A majority Government and an explicit commitment to rebalance public expenditure makes reform of the funding for pre-registration education for nurses, midwives and AHPs in England much more likely. Taxpayer funding for the three key elements (placement tariff, student bursary and tuition fee) amounts to approximately £1.4bn per year and are surely likely to attract attention in a CSR. There’s always a danger of destabilising salami-slicing of the budget – cuts to the bursary that will push up student attrition or an attempt to cut funding to universities, for example; but a stable majority Government at least makes the prospect of more strategic reform possible.

The ongoing workforce crisis

With no sign that the nursing workforce crisis is abating, not to mention huge pressures on paramedics and smaller professions such as prosthetists, the gap between workforce supply and demand will continue to be a crunch issue for health and social care in this parliament.

We’re likely to see the (re)emergence of the myth that education to become a registered nurse can be ‘shortened’ (under EU law, it can’t – before all-degree entry, the DipHE was 3 years as well) and that it is a luxury (it isn’t – the international literature shows a 10% increase in nurses with degrees is associated with a 7% decrease in the risk of death in hospitals). That’s not to say that much more can’t be made of roles such as assistant practitioners, which might be done more quickly if the leadership is there to do it; but there are no simple shortcuts to resolve the current crisis.
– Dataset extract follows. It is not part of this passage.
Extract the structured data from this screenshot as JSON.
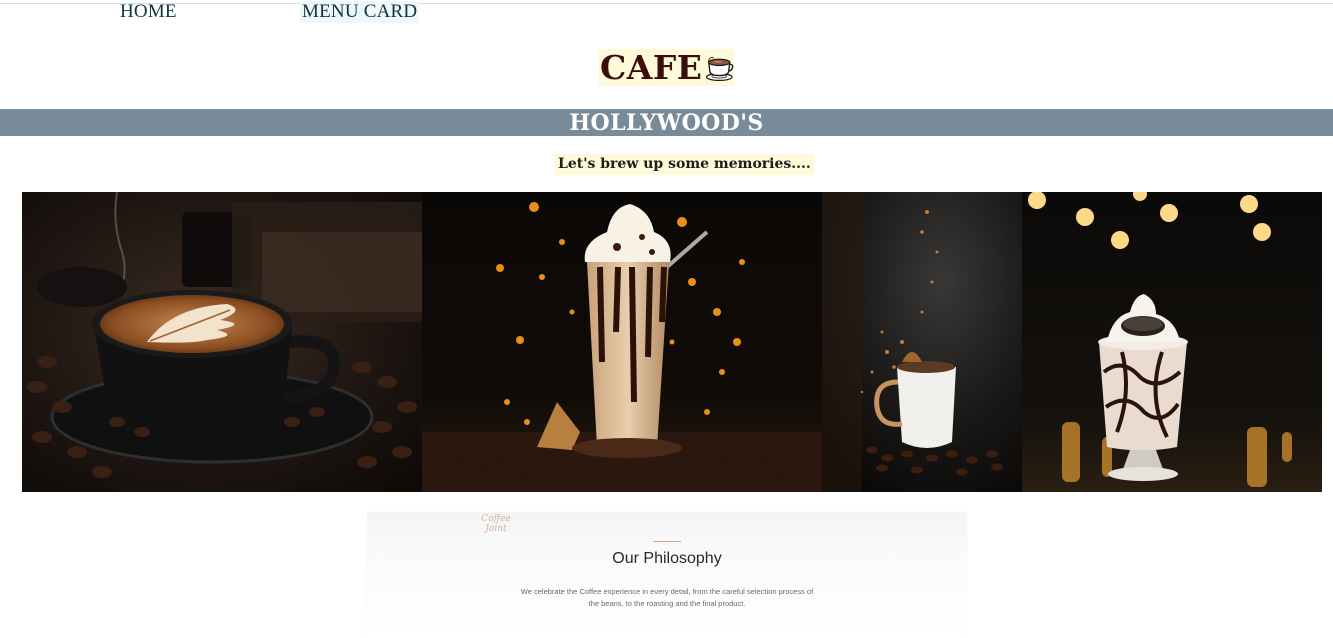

If we’re to learn from this, the failure of centralised workforce planning tied to predicted affordability and artificial capacity constraints needs to be challenged. When the definition of what is affordable changes (e.g. because organisations have taken the risk of overspending to meet service need) the current system for future workforce supply has no resilience. Health ministers and officials will always want a say on future workforce numbers in the NHS but adherence to a rigid central plan for future supply cannot be an article of faith.
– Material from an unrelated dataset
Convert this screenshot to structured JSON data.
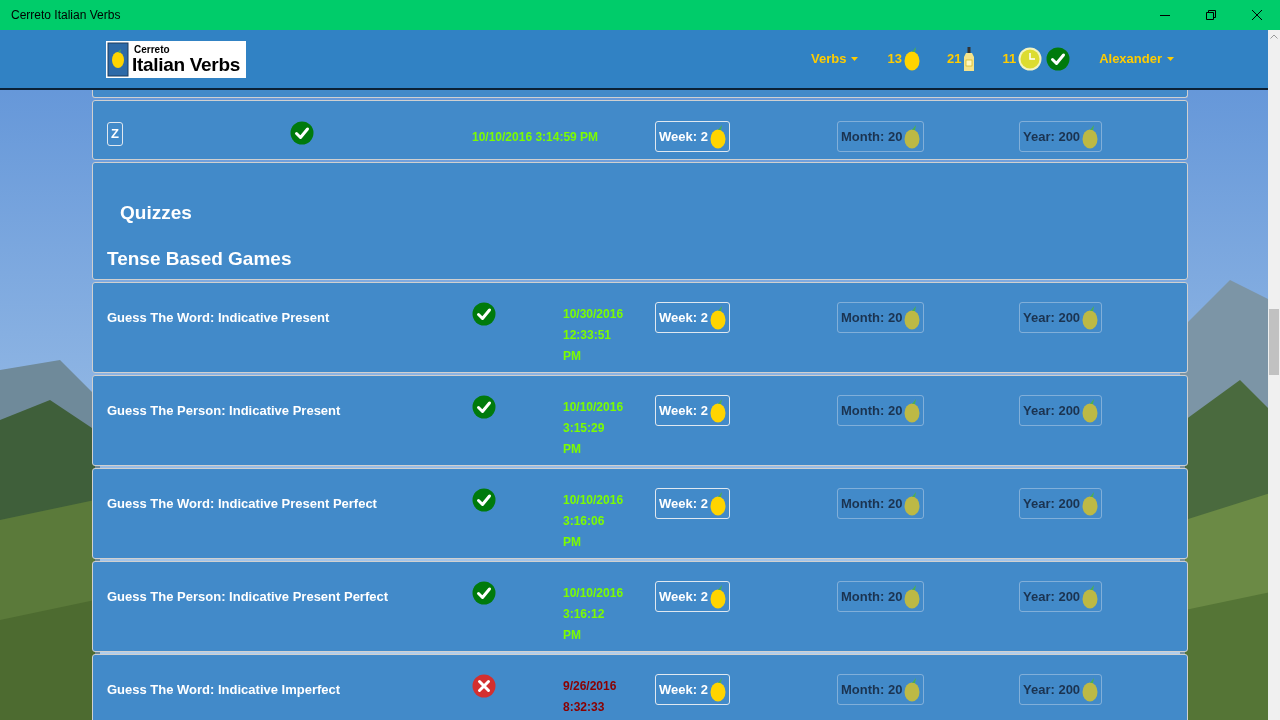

We also need to challenge this because it is hindering the significant change in workforce needed to deliver future services. A top physio course in England had its numbers cut by 30% for the coming academic year because the local area (a sub-division of a LETB) in which the university happens to be based predicts that it won’t need as many physios in 2019/20. Is anyone confident that’s right? And given that the university recruits students nationally for a national workforce, is it right that a such a localised view is decisive?

The impact of greater devolution – health professional regulation

The tidal wave of support for the SNP means further differentiation between the UK home nations is only likely to accelerate. With health professional regulation (including the standards of education) one of the few UK-wide frameworks in health and higher education, there will be difficult discussions ahead on policy reforms in these areas and a need to find better fora for genuinely UK-wide discussion. An assumption that England can find a solution and tell the rest of the UK simply won’t hold, if it ever did.


Looking beyond the particular boundaries of health higher education, the significant of the referendum on membership of the EU will make almost any other policy change pale into insignificance. Universities UK and other organisations have already started work to put the case for EU membership and we can expect the campaign into the referendum to generate as much heat as light.

It is a mistake, however, to think that the so-called ‘shackles of EU law’ will be easily cast off. This is particularly important for health education in relation to the mobility of professionals across the EU. Whether or not we remain in the EU, the current laws will be influential as long as the UK wants health professionals from other EU countries to be able to work here (and vice-versa). For the so-called sectoral professions, which include nursing (the adult field), midwifery and medicine, the overarching framework of EU law that sets fundamental building blocks for the delivery of education is likely to remain for some time to come.